Dramatische Entwicklungen im Williams Mix

John Cage und Antonin Artauds Theater der Grausamkeit

  • Florian Schreiner (Autor/in)

Abstract

Seit Anfang der 1950er Jahre gibt es im Werk von John Cage eine Inspiration, die ihn von Paris nach Darmstadt, nach Donaueschingen, nach North Carolina und zum Williams Mix führen wird: der Begründer des Theater der Grausamkeit Antonin Artaud. Artaud hatte 1935 für die Aufführung von Die Cenci eine quadrophone Installation entworfen, die den Zuschauer „ins Zentrum eines Netzes tönender Erschütterungen“ (Artaud) entrücken sollte.

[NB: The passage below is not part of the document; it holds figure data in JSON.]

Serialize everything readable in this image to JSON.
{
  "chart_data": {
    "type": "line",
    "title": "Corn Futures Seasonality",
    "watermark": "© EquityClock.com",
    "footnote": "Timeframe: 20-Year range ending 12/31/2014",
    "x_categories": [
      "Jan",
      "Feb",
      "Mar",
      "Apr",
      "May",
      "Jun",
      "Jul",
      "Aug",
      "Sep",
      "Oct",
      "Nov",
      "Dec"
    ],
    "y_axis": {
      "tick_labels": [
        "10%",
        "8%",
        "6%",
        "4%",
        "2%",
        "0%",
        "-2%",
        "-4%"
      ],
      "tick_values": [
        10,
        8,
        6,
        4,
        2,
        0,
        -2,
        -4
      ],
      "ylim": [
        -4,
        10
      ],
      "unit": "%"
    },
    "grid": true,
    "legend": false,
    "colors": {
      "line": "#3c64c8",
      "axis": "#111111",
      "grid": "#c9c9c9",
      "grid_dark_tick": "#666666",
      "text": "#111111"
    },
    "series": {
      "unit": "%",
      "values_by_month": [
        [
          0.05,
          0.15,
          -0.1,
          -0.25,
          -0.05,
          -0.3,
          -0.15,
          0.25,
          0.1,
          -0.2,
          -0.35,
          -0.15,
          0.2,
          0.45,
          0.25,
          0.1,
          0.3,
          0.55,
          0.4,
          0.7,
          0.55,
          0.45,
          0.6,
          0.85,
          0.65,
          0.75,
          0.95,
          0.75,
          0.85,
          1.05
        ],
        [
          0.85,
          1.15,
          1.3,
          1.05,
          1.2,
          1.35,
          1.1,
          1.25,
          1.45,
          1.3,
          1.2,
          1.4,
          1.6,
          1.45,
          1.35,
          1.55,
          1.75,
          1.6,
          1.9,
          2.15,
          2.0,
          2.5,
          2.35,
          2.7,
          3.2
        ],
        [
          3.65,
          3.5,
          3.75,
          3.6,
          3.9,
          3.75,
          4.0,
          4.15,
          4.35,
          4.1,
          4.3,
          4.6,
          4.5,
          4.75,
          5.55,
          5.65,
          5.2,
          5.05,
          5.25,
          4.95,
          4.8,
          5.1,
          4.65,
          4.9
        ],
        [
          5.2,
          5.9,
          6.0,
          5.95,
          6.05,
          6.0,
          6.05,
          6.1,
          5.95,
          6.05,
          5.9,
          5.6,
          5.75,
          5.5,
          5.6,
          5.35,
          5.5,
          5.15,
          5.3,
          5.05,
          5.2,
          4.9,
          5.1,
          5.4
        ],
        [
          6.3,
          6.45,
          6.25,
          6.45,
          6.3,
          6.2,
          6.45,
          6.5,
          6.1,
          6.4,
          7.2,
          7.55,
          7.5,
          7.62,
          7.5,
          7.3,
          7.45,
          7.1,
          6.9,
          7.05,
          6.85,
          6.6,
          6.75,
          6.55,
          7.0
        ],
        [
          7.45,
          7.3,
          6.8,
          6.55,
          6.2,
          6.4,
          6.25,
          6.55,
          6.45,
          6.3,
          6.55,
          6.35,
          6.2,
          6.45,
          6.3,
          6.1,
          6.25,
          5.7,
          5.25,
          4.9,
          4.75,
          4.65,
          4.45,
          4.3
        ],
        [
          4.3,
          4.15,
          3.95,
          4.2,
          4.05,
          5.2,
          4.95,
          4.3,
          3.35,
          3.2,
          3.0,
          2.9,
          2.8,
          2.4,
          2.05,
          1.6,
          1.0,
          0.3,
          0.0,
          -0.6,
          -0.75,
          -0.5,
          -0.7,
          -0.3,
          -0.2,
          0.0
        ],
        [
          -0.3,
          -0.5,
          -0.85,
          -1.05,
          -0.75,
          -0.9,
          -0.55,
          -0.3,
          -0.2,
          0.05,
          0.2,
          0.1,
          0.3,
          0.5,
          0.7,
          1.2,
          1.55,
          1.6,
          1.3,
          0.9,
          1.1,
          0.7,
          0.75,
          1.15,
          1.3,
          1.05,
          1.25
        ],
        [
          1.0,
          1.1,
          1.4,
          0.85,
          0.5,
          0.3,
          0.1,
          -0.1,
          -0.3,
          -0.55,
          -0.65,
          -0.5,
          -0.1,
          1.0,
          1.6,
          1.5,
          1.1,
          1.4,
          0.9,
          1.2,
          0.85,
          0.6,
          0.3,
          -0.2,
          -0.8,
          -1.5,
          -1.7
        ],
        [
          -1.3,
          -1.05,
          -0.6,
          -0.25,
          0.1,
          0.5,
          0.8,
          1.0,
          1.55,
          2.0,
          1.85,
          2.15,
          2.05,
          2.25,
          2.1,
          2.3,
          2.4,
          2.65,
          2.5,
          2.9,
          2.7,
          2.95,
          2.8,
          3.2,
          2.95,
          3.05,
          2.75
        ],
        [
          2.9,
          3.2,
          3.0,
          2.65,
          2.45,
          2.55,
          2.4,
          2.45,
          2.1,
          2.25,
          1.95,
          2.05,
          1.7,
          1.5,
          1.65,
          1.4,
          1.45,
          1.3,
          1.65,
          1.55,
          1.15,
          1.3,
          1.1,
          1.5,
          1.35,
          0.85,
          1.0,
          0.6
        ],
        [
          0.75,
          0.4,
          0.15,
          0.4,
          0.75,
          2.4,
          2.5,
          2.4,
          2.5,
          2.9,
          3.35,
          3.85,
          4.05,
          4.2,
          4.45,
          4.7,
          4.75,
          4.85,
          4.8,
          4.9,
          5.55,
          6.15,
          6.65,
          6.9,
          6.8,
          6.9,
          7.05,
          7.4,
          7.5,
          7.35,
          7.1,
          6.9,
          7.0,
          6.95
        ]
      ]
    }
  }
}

Vier zehn Meter hohe Lautsprecher waren in den vier Himmelsrichtungen des Saals verteilt und brachten mit Glocken- und Metronomschlägen, Schrittgeräuschen, Stimmen und Schreien ein Geläut der Stille zum Erklingen, das dem technischen Horizont seiner Zeit entsprechend auf Schallplatte aufgezeichnet worden war, und deren Reproduktion nun einer strengen Geräuschpartitur folgte. 1952 greift Cage das Konzept der Grausamkeit, die nichts anderes bedeutet als mit dem Geräusch des Lebens Ernst oder mit der Andacht der Stille Schluß zu machen, wieder auf, inszeniert das erste Happening am Black Mountain College und: Williams Mix. Der Mix ist eine octophone Magnetbandkomposition. Acht Spuren werden einzeln gefertigt, in Muster geschnitten und montiert, bis das Medium völlig erschöpft ist. Und weil er die Sensibilität des Zuschauers von allen Seiten angehen möchte, propagiert Artaud ein Schauspiel, das sich dreht und seine akustische Pracht über die ganze Masse der Zuschauer ausgießt, anstatt aus Bühne und Parkett zwei abgeschlossene Welten ohne eine Möglichkeit zur Kommunikation zu machen. Ein oder zwei Lautsprecher heißt die Bühne restaurieren, vier sind schon ein guter Wirbel, doch von kreuz und quer und rund herum laufenden Geräuschen eingekreist zu werden ist eine außergewöhnliche Erfahrung. Auch zur Sonic Arts Lounge der MaerzMusik 2012 im Berliner Club Berghain war die Luft zwischen den 8 Lautsprechern so belebt, dass man ein Teil von ihr wurde. Nur kommt man mit kreisenden Bewegungen selten sicher ans Ziel. Eher münden sie in den Schwindel, der eine Störung ist. Und diese hat bei Cage durchaus Methode.